Não serão as férias de julho costumeiras para os brasileiros que gostam de passar este período no exterior. Previsões de agências já dão conta da queda de 30% a 40% nas viagens internacionais para Europa e Américas neste mês. Para entender a queda é preciso retomar o histórico dos últimos meses. A perda de fôlego foi iniciada no ano passado com os primeiros reflexos da crise econômica. Porém, as promoções para os principais destinos prometiam uma reaquecida até o anúncio dos primeiros casos da gripe suína. Houve corrida para o adiamento de viagens. Agora, com o dólar em queda, a expectativa era nova retomada nos negócios. A melhora da taxa de ocupação de voos para os destinos internacionais estava crescente, mas a tragédia recente do avião airbus afetou de novo o segmento.

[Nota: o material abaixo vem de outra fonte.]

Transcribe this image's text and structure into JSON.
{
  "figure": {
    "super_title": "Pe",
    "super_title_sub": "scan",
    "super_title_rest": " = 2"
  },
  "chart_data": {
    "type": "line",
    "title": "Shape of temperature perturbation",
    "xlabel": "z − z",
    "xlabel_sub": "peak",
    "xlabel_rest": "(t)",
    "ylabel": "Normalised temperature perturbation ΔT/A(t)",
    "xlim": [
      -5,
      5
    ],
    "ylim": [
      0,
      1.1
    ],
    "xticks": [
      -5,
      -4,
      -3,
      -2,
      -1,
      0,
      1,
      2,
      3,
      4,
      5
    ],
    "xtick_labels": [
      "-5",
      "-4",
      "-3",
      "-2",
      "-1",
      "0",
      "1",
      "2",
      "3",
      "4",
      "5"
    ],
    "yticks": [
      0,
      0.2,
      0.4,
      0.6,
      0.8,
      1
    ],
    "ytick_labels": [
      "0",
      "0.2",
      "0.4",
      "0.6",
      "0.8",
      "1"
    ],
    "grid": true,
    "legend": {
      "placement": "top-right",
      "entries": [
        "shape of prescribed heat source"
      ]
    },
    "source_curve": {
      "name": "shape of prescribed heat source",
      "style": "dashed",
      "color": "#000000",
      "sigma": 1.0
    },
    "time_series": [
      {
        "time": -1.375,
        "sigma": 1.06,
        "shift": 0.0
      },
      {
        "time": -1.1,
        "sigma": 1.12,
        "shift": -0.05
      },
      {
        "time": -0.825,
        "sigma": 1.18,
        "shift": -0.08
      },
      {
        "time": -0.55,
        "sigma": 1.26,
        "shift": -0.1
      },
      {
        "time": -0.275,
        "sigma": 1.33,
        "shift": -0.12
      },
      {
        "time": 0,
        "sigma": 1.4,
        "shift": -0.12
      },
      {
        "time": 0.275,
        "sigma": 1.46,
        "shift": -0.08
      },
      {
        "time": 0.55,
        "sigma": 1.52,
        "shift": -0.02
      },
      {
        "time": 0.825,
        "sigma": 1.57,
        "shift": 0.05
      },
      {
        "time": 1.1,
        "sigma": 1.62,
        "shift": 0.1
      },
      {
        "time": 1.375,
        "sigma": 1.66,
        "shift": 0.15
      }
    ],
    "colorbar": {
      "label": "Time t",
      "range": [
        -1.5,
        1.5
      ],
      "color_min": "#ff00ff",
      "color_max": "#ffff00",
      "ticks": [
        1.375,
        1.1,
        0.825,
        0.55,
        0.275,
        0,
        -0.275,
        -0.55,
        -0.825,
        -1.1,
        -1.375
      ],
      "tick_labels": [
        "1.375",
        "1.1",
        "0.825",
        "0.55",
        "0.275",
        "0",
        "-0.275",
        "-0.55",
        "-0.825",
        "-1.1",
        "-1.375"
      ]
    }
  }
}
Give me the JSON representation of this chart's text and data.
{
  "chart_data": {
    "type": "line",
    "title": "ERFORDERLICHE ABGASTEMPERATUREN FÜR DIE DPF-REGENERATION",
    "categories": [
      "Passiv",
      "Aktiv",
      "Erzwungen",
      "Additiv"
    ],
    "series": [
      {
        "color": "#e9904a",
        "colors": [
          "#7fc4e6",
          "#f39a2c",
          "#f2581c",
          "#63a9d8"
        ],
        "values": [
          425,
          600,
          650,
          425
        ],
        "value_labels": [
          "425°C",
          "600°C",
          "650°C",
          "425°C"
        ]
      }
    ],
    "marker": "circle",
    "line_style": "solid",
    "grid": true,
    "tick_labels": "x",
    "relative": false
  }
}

“‘Estamos passando por um ano difícil, mas nada catastrófico para um agente de viagens. Se perdemos em venda para viagens internacionais, por outro lado, cresce o volume de negócios para roteiros dentro do país”, diz o presidente da Associação Brasileira dos Agentes de Viagens de Minas Gerais (Abav-MG), José Maurício de Miranda Gomes. Em 2008, o setor registrou crescimento de 8% em relação ao ano anterior. A expectativa era que em 2009 se registrasse o mesmo volume de negócios do ano anterior. “Mas a previsão agora é de que haja retração”, diz Gomes.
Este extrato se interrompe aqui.